Like most active sites our applications have a healthy pipeline of change requests and bug fixes, and we manage this pipeline by maintaining a steady pace of small releases.
Each release is built, tested and deployed within a 3-4 week timeframe. Probably once or twice a month, on a Thursday evening, one or more deployments will be run, and each deployment is fully scripted with as few steps as possible. My standard deployment script has evolved over time to handle a number of cases where failures have happened in the past; failed deployments are rare now.
One issue we encountered some time ago was when a deployment script happened to be run at the same time as a database scheduler job; the job started halfway during the deployment when some objects were in the process of being modified. This led to some temporary compilation failures that caused the job to fail. Ultimately the deployment was successful, and the next time the job ran it was able to recover; but we couldn’t be sure that another failure of this sort wouldn’t cause issues in future. So I added a step to each deployment to temporarily stop all the jobs and re-start them after the deployment completes, with a script like this:
prompt disable_all_jobs.sql begin for r in ( select job_name from user_scheduler_jobs where schedule_type = 'CALENDAR' and enabled = 'TRUE' order by 1 ) loop dbms_scheduler.disable (name => r.job_name ,force => true); end loop; end; /
This script simply marks all the jobs as “disabled” so they don’t start during the deployment. A very similar script is run at the end of the deployment to re-enable all the scheduler jobs. This works fine, except for the odd occasion when a job just happens to start running, just before the script starts, and the job is still running concurrently with the deployment. The line
force => true in the script means that my script allows those jobs to continue running.
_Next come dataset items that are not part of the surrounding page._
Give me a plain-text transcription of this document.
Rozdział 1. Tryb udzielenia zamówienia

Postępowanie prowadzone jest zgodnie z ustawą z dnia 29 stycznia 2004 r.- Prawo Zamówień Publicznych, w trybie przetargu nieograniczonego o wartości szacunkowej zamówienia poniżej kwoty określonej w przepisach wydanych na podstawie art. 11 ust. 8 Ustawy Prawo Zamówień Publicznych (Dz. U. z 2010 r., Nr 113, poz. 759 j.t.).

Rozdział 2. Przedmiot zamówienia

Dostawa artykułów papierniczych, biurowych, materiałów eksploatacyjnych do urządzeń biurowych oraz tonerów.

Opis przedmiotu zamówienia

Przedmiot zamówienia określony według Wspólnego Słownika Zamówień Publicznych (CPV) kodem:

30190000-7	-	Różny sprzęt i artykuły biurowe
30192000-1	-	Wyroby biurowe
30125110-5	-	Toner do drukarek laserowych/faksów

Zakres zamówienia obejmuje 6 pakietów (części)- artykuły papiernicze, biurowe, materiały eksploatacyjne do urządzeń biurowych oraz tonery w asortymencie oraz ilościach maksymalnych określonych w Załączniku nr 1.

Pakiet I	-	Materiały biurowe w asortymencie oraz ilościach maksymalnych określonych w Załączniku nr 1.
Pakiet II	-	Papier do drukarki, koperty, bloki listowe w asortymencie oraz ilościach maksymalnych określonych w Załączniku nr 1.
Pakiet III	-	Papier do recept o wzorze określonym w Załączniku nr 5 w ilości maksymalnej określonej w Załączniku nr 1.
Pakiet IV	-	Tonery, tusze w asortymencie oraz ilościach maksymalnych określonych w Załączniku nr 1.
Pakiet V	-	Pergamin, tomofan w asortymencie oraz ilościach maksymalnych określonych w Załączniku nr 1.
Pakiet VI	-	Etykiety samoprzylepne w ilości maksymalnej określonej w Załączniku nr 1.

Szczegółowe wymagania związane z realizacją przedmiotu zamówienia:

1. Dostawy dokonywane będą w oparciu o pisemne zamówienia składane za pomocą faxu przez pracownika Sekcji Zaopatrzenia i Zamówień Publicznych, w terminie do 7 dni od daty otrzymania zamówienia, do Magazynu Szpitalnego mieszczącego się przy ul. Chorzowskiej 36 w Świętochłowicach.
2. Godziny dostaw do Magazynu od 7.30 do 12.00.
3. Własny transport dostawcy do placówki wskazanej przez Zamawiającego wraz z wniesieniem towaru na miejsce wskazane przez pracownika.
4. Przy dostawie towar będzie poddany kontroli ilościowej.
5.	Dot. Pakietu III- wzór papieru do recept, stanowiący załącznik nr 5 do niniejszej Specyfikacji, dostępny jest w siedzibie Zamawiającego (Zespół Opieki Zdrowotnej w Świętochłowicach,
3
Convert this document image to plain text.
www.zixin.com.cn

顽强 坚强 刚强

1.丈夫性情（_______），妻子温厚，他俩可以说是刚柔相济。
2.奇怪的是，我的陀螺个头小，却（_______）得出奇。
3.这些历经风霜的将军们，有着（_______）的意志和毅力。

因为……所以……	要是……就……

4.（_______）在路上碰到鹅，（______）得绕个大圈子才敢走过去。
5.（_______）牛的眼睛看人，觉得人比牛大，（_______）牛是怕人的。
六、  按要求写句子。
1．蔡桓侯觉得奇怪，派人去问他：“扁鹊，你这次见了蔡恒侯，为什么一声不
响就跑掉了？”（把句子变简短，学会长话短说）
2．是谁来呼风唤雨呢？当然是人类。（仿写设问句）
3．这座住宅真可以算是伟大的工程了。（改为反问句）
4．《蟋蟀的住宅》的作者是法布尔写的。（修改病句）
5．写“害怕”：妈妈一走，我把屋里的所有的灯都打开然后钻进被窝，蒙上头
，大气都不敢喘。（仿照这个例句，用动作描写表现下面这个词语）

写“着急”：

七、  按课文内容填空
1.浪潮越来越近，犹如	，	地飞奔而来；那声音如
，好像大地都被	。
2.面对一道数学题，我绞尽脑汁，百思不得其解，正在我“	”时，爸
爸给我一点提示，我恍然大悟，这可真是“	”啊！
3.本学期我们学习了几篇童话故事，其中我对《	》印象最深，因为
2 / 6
To solve this problem, I’ve added the following:
prompt Waiting for any running jobs to finish... whenever sqlerror exit sql.sqlcode; declare max_wait_seconds constant number := 60; start_time date := sysdate; job_running varchar2(100); begin loop begin select job_name into job_running from user_scheduler_jobs where state = 'RUNNING' and rownum = 1; exception when no_data_found then job_running := null; end; exit when job_running is null; if sysdate - start_time > max_wait_seconds/24/60/60 then raise_application_error(-20000, 'WARNING: waited for ' || max_wait_seconds || ' seconds but job is still running (' || job_running || ').'); else dbms_lock.sleep(2); end if; end loop; end; /
When the DBA runs the above script, it pauses to allow any running jobs to finish. Our jobs almost always finish in less than 30 seconds, usually sooner. The loop checks for any running jobs; if there are no jobs running it exits straight away – otherwise, it waits for a few seconds then checks again. If a job is still running after a minute, the script fails (stopping the deployment) and the DBA can investigate further to see what’s going on; once the job has finished, they can re-start the deployment.